Des scientifiques ont remonté le temps pour percer les mystères de l’histoire primitive de la Terre, en utilisant de minuscules cristaux minéraux appelés zircons pour étudier la tectonique des plaques il y a des milliards d’années. Cette recherche met en lumière les conditions qui régnaient sur la Terre primitive, révélant une interaction complexe entre la croûte terrestre, le noyau et l’émergence de la vie.
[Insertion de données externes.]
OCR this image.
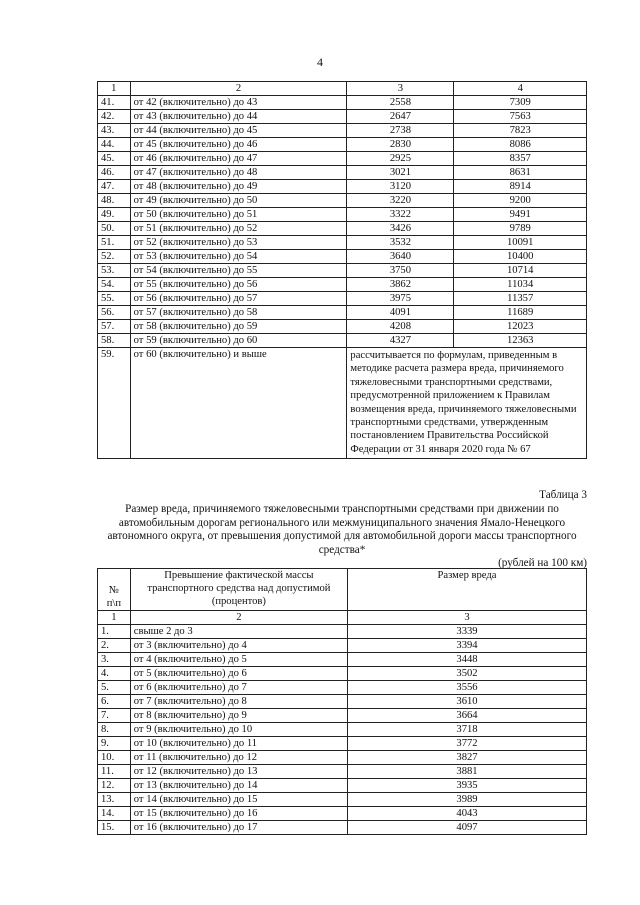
4
1	2	3	4
41.	от 42 (включительно) до 43	2558	7309
42.	от 43 (включительно) до 44	2647	7563
43.	от 44 (включительно) до 45	2738	7823
44.	от 45 (включительно) до 46	2830	8086
45.	от 46 (включительно) до 47	2925	8357
46.	от 47 (включительно) до 48	3021	8631
47.	от 48 (включительно) до 49	3120	8914
48.	от 49 (включительно) до 50	3220	9200
49.	от 50 (включительно) до 51	3322	9491
50.	от 51 (включительно) до 52	3426	9789
51.	от 52 (включительно) до 53	3532	10091
52.	от 53 (включительно) до 54	3640	10400
53.	от 54 (включительно) до 55	3750	10714
54.	от 55 (включительно) до 56	3862	11034
55.	от 56 (включительно) до 57	3975	11357
56.	от 57 (включительно) до 58	4091	11689
57.	от 58 (включительно) до 59	4208	12023
58.	от 59 (включительно) до 60	4327	12363
59.	от 60 (включительно) и выше	рассчитывается по формулам, приведенным в методике расчета размера вреда, причиняемого тяжеловесными транспортными средствами, предусмотренной приложением к Правилам возмещения вреда, причиняемого тяжеловесными транспортными средствами, утвержденным постановлением Правительства Российской Федерации от 31 января 2020 года № 67	
Таблица 3
Размер вреда, причиняемого тяжеловесными транспортными средствами при движении по автомобильным дорогам регионального или межмуниципального значения Ямало-Ненецкого автономного округа, от превышения допустимой для автомобильной дороги массы транспортного средства*
(рублей на 100 км)
№ п\п	Превышение фактической массы транспортного средства над допустимой (процентов)	Размер вреда
1	2	3
1.	свыше 2 до 3	3339
2.	от 3 (включительно) до 4	3394
3.	от 4 (включительно) до 5	3448
4.	от 5 (включительно) до 6	3502
5.	от 6 (включительно) до 7	3556
6.	от 7 (включительно) до 8	3610
7.	от 8 (включительно) до 9	3664
8.	от 9 (включительно) до 10	3718
9.	от 10 (включительно) до 11	3772
10.	от 11 (включительно) до 12	3827
11.	от 12 (включительно) до 13	3881
12.	от 13 (включительно) до 14	3935
13.	от 14 (включительно) до 15	3989
14.	от 15 (включительно) до 16	4043
15.	от 16 (включительно) до 17	4097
La tectonique des plaques permet à la chaleur de l’intérieur de la Terre de s’échapper vers la surface, formant des continents et d’autres caractéristiques géologiques nécessaires à l’émergence de la vie. En conséquence, « on a supposé que la tectonique des plaques était nécessaire à la vie », explique John Tarduno, qui enseigne au département des sciences de la terre et de l’environnement de l’université de Rochester. Mais de nouvelles recherches remettent en cause cette hypothèse.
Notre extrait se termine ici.